Lenin muss seine Kräfte bündeln. Er kann nicht gleichzeitig die Weisse Armee von Kerenski schlagen, die Revolution umsetzen und die Mittelmächte besiegen. Frieden ist eines der drei essentiellen Versprechen der Sowjets – neben einer Umverteilung des Landes und Mindestlöhnen.

Teurer Frieden

Nur deshalb lässt sich Lenin auf ein Geschäft mit Berlin ein, das Russland ein Drittel seiner Bevölkerung und 90 Prozent seiner Kohle-Produktion kostet: Am 3. März wird der Frieden von Brest-Litowsk unterzeichnet.
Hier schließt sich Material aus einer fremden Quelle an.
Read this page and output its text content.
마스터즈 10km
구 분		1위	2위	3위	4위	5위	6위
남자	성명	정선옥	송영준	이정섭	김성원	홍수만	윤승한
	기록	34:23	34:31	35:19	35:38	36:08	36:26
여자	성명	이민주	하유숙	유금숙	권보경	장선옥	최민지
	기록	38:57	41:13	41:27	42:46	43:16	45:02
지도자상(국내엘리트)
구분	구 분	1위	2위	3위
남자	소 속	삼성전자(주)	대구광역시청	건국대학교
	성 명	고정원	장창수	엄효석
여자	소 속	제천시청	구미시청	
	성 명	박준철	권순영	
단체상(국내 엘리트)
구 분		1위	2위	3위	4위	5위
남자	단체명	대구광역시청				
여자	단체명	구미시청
Theoretisch ist Moskau also nicht mehr in Gefahr, doch in der Praxis gehen die Planungen für den geheimen Umzug weiter.

Das Staatsorgan «Prawda» berichtet erst über den Umzug, als das Exekutivkomitee und die Volkskommissare St. Petersburg bereits verlassen haben. Ein Dekret verfügt, dass zwischen dem 11. und 12. März alle Regierungsinstitutionen die Stadt an der Ostsee verlassen haben müssen. Am 12. März 1918 wird Moskau schliesslich zur neuen, alten Hauptstadt.

Der Vorgang wird am 16. März auf dem 4. Allrussischen Kongress bestätigt. «Im Zuge der aktuellen Krise der Russischen Revolution hat sich die Position von Petrograd als Hauptstadt dramatisch verändert», heisst es im Dekret. «Deshalb hat der Kongress beschlossen, fürs Erste die Hauptstadt der föderativen Sowjetrepubliken von Petrograd nach Moskau zu verlegen, bis sich der oben erwähnte Zustand ändert.»